I've been in your shoes....when my 18 yr old was 7 she up and ran away. Yes, 7 and she actually left our house in the middle of winter wearing a pair of boots and shorts. She just went about a block away to a friend of our family. We let her stay there for a while (couple hours) and talk to her. What had happened was my cousin had a baby on her birthday and everyone kept telling her how cook it was that the baby HAD her birthday. She only understood that the baby would now have that birthday and she didn't any longer. It just took someone having the patience to let her talk and explained to her that they could both still have the same birthday. Just keep reminding him how much you all love him and how you would be sooo upset if he actually left. I do think it's probably just a phase and he'll come around but it's no fun in the mean time.

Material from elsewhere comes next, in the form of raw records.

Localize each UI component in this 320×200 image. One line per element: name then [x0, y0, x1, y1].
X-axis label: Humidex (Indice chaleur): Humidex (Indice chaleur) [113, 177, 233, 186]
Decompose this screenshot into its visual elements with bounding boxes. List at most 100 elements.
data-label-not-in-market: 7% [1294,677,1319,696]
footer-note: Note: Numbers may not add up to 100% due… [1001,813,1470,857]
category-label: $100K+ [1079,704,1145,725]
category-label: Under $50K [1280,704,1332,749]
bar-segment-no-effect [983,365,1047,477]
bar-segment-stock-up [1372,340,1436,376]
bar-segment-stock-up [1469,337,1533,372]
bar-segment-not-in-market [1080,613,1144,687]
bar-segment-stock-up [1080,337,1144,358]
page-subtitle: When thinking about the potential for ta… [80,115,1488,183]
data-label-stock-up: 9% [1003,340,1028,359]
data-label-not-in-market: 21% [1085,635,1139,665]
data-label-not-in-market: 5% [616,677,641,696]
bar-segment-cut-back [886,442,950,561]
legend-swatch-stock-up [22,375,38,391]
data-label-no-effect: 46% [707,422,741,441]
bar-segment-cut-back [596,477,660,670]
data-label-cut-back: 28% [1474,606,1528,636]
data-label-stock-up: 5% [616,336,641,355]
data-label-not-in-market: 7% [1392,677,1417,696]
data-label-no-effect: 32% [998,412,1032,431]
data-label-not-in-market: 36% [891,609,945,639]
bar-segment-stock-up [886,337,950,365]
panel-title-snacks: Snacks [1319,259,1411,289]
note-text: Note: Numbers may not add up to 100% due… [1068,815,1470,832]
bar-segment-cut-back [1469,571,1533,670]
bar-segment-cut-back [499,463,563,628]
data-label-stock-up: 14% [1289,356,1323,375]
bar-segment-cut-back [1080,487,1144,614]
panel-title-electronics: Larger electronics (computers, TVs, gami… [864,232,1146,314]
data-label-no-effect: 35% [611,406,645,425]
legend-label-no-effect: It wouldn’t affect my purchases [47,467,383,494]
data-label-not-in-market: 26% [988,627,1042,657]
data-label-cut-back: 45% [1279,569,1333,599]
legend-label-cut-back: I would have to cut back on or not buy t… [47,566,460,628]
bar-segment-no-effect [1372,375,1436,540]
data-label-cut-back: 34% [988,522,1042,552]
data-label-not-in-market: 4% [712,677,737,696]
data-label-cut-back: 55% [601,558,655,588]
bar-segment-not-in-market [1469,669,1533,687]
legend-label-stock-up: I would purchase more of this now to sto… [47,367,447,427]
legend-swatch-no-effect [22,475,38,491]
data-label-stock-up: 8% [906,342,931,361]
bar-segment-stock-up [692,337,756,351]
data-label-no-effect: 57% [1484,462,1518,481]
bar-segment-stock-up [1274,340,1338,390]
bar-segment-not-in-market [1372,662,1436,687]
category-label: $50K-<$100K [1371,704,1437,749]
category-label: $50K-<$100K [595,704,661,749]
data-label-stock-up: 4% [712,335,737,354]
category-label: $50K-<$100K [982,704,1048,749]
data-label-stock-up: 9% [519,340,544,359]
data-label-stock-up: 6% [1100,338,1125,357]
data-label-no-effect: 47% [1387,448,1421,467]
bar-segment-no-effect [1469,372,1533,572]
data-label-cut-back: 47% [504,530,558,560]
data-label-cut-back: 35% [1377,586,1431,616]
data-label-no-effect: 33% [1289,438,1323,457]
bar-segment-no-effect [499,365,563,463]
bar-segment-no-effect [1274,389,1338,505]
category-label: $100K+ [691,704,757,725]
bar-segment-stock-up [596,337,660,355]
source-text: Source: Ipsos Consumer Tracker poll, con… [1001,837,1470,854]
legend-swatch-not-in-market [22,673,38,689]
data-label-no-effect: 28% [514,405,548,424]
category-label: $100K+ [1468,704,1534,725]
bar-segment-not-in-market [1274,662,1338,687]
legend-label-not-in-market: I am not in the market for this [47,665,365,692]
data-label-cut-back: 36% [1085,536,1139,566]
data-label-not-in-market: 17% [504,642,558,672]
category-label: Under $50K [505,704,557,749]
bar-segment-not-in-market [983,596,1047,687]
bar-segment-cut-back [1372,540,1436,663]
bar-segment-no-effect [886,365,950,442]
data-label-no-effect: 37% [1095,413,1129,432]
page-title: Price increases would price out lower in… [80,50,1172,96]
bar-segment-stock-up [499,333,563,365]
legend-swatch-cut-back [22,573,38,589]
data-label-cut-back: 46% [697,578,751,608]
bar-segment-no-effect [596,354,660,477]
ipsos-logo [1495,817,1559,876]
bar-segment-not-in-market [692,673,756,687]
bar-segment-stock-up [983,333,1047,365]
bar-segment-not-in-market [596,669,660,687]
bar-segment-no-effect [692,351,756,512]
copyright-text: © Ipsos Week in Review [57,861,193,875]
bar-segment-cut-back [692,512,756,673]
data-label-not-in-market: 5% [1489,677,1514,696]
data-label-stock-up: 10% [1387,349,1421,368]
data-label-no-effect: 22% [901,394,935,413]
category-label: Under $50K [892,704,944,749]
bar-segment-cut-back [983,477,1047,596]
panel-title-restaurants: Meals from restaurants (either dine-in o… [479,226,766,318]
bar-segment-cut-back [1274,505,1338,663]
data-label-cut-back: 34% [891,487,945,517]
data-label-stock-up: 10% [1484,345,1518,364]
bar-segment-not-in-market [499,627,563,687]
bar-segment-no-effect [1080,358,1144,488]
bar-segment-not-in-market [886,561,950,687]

Oh boy do I feel for you. My 6 year old son is good for these kinds of tricks. He hasn't left home yet but I wouldn't put this past him any day now. Both he and his 11 year old sister believe life in my house is soooooo horrible (wait until they get around to meeting someone with a horrible life). One of the things I tell my kids is that it is illegal for them to leave home and the police will come and arrest them. I don't know if that's the best solution but it works on seatbelts too. They don't want to go to jail (which I guess they feel is worse than my house - LOL) so they pay attention.
You might want to get at the root of the sudden change which is often hard at 6. But maybe you could ask him why he thinks it would be better to leave and where he wants to go. Could he leave and go to a grandparent's house for awhile to get away and relax? There is something that has changed in his mind that makes him think somewhere else is better than home. I know I went through this phase too as a child. He'll get past it but it wouldn't hurt to see what has happened to make him pack his bags.
Good luck.
Thank you all for the replies. I ended up calling a parent coach / psych who deals with this kind of stuff as I was concerned that it would carry beyond the childhood years if we dealt with it incorrectly as parents. The first thing she did was listen, the second thing she did was say "well, he is very determined if he packed his bags and you are going to LOVE that determination when he gets older" (which was a compliment as she feels he will be a goal setter and determined to meet his goals), and the third thing she said was "can we meet on Thursday". I feel so much relief. I do hate to put down the money for it, but I honestly hate to play my cards wrong and have my child lose because of it. I know it might seem over-reactive, but I guess I'd much rather be safe than sorry.
Again, thank you all & god bless your families!